Como los fanáticos de todas las épocas, los de ahora también son intolerantes, puritanos y carecen de sentido del humor. Se parecen mucho a la nada que predican, pues nada nuevo que sea bueno tienen que ofrecer.
Es una revolución internacional que lleva décadas fraguándose en despachos universitarios de profesores tan mediocres como hipócritas, los cuales añoran los tiempos en que el comunismo era el opio de algunos intelectuales. Su mensaje nihilista se apoya en la difusión pública de algunos actores, cantantes o deportistas, a los que secretamente desprecian porque carecen de relieve intelectual. Pero se sirven de ellos para propagar su paja mental, mientras amenazan a los periodistas que nos les bailan el agua.
Pero entre sus mediocres filas no hay escritores, historiadores, filósofos o artistas verdaderamente grandes. El caótico mensaje de odio que propagan estos progres enemigos del progreso va contra la civilización que más derechos y libertades defiende. Su base cultural es ínfima, pero exigen el compromiso absoluto (una especie de esclavitud) mientras insultan a los que les critican.
Así las cosas, la nueva intelligentsia revoluciona la calle con un revanchismo histórico e iconoclasta. Legiones de indignados con complejo de víctima genética combaten su aburrimiento vital llevando la violencia a la calle, derriban estatuas con la ilusión de vencer guerras enterradas hace siglos que jamás estudiaron.

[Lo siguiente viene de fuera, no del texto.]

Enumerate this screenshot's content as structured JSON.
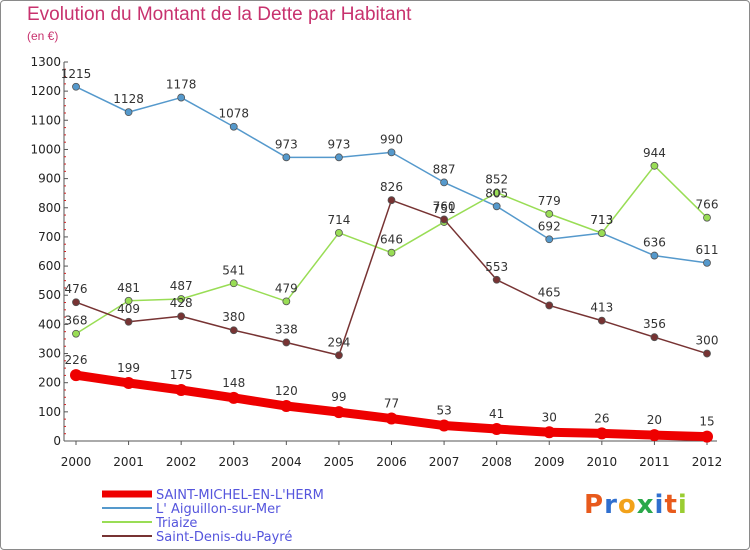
{
  "title": "Evolution du Montant de la Dette par Habitant",
  "subtitle": "(en €)",
  "logo": {
    "letters": [
      "P",
      "r",
      "o",
      "x",
      "i",
      "t",
      "i"
    ],
    "colors": [
      "#e85a1c",
      "#2f6fcf",
      "#f2a21a",
      "#2aa84a",
      "#2f6fcf",
      "#e85a1c",
      "#9acd32"
    ]
  },
  "chart_data": {
    "type": "line",
    "title": "Evolution du Montant de la Dette par Habitant",
    "ylabel": "(en €)",
    "xlabel": "",
    "x": [
      2000,
      2001,
      2002,
      2003,
      2004,
      2005,
      2006,
      2007,
      2008,
      2009,
      2010,
      2011,
      2012
    ],
    "ylim": [
      0,
      1300
    ],
    "yticks": [
      0,
      100,
      200,
      300,
      400,
      500,
      600,
      700,
      800,
      900,
      1000,
      1100,
      1200,
      1300
    ],
    "grid": false,
    "legend": "bottom-left",
    "series": [
      {
        "name": "SAINT-MICHEL-EN-L'HERM",
        "color": "#ee0000",
        "values": [
          226,
          199,
          175,
          148,
          120,
          99,
          77,
          53,
          41,
          30,
          26,
          20,
          15
        ]
      },
      {
        "name": "L' Aiguillon-sur-Mer",
        "color": "#5599cc",
        "values": [
          1215,
          1128,
          1178,
          1078,
          973,
          973,
          990,
          887,
          805,
          692,
          713,
          636,
          611
        ]
      },
      {
        "name": "Triaize",
        "color": "#99dd55",
        "values": [
          368,
          481,
          487,
          541,
          479,
          714,
          646,
          751,
          852,
          779,
          713,
          944,
          766
        ]
      },
      {
        "name": "Saint-Denis-du-Payré",
        "color": "#773333",
        "values": [
          476,
          409,
          428,
          380,
          338,
          294,
          826,
          760,
          553,
          465,
          413,
          356,
          300
        ]
      }
    ]
  }
}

La manipulación es burda y contraria al sentido común, pero terriblemente machacona y cansina. En España, donde hoy tenemos un gobierno socialista con socios comunistas (¡un sobrio delirium tremens!), la televisión pública retransmitió el funeral del asesinado George Floyd, pero no la misa funeral en Madrid por las miles de víctimas del virus. Como era una ceremonia católica, en la catedral de La Almudena y con la presencia del Rey, pues eso no casa con la nueva ideología que quieren hacernos tragar.
La nueva revolución pseudocultural, tal y como está planteada, no tiene sentido. Pero la cultura nunca fue su objetivo, tan solo la emplean –en su forma más baja—como un trampolín social. A la verdadera cultura la consideran elitista y por eso quieren quemarla o romper su espalda en los campos de arroz.

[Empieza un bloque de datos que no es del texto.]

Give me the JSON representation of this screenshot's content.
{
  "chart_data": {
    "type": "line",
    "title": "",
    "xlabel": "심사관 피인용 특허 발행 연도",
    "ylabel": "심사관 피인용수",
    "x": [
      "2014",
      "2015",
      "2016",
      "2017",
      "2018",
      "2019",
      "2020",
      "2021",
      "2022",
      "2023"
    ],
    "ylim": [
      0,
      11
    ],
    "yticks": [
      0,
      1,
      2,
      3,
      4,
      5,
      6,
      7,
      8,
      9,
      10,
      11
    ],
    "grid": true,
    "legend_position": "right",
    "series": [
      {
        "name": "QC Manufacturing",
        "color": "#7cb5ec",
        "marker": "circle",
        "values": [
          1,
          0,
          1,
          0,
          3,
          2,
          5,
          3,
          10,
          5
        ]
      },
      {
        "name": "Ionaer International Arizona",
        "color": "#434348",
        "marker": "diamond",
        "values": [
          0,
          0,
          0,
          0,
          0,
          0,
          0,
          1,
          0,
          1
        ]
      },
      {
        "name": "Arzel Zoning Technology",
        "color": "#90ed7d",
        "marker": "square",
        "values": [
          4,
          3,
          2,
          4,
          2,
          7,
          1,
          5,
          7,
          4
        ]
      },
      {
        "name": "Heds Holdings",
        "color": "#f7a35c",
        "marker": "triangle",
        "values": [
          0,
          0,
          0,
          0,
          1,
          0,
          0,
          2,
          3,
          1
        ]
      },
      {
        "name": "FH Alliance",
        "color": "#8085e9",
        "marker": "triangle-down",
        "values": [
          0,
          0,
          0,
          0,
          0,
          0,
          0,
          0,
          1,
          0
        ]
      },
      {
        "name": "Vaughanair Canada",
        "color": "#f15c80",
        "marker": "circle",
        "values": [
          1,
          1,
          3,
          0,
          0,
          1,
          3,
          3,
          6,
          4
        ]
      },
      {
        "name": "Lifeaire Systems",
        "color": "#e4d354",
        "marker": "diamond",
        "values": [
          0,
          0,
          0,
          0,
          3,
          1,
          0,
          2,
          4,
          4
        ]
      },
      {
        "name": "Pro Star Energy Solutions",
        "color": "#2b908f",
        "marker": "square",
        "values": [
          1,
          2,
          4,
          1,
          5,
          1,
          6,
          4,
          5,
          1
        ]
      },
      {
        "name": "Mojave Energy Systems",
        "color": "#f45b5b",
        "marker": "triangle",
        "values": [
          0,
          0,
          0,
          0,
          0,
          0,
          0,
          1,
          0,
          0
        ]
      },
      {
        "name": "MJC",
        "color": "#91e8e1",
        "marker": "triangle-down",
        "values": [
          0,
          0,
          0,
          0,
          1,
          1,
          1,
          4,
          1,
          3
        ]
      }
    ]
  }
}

¿Tienen opciones de ganar? No lo creo. Son demasiado cursis y demasiado hipócritas. Por eso acabarán cansando. Pero de momento ya han conseguido rebajar el debate político (lo cual era difícil), disminuir la libertad de expresión, acorralar las ideas y amedrentar a parte del mundo del arte.
Para tanto amargado pseudo-intelectual comprometido con la pesadilla totalitarista, yo aconsejaría más Groucho y menos Karl.